Hubble then records the debris being swept back into the comet-like tail by the pressure of sunlight on the tiny dust particles. This stretches out into a debris chain where the lightest particles travel fastest and furthest from the asteroid. Hubble also recorded the tail splitting in two within a few days.
ESA’s Hera mission, due to launch in October 2024, will take a detailed survey of the target asteroid Dimorphos after the impact. Hera will turn the large-scale experiment into a well-researched and replicable planetary defense technique that can one day be used for real.
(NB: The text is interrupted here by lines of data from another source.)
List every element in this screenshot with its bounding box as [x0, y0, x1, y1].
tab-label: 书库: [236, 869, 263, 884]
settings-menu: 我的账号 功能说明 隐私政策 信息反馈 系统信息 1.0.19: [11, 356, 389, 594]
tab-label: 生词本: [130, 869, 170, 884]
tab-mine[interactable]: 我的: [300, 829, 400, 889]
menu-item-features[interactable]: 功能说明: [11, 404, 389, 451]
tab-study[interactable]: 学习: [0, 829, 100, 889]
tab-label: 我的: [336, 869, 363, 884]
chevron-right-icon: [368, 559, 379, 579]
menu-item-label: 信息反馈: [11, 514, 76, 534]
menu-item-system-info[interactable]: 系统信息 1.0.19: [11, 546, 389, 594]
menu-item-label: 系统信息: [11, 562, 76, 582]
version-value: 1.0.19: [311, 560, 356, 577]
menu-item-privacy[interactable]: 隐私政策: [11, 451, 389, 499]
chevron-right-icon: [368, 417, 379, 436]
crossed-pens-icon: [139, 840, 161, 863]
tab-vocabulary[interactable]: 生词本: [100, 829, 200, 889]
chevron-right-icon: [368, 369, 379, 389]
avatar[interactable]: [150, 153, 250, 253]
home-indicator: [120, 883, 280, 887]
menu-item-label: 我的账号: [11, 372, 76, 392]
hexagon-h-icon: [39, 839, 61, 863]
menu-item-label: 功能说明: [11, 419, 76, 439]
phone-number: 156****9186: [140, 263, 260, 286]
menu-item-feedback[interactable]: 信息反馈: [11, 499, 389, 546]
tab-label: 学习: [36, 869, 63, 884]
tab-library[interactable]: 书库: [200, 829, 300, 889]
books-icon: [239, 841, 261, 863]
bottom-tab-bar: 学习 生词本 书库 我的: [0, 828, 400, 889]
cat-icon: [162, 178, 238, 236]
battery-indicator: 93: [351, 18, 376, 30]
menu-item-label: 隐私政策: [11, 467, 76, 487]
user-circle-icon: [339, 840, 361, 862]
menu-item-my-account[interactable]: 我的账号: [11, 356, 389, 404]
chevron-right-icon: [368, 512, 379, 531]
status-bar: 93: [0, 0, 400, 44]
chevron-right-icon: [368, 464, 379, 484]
NASA and ESA worked together in the early 2000s to develop asteroid monitoring systems, but recognized a missing link in the chain between identifying an asteroid threat and how to eliminate that threat.
In response, NASA oversaw the DART mission, while ESA developed the Hera mission to collect additional data on the impact of DART. With the Hera mission, ESA takes on even greater responsibility for protecting our planet and ensuring it plays a leading role in overall efforts to combat asteroid risks. As the planetary defender’s flagship, Hera receives support from the European Space Security Agency’s Operations Directorate programme.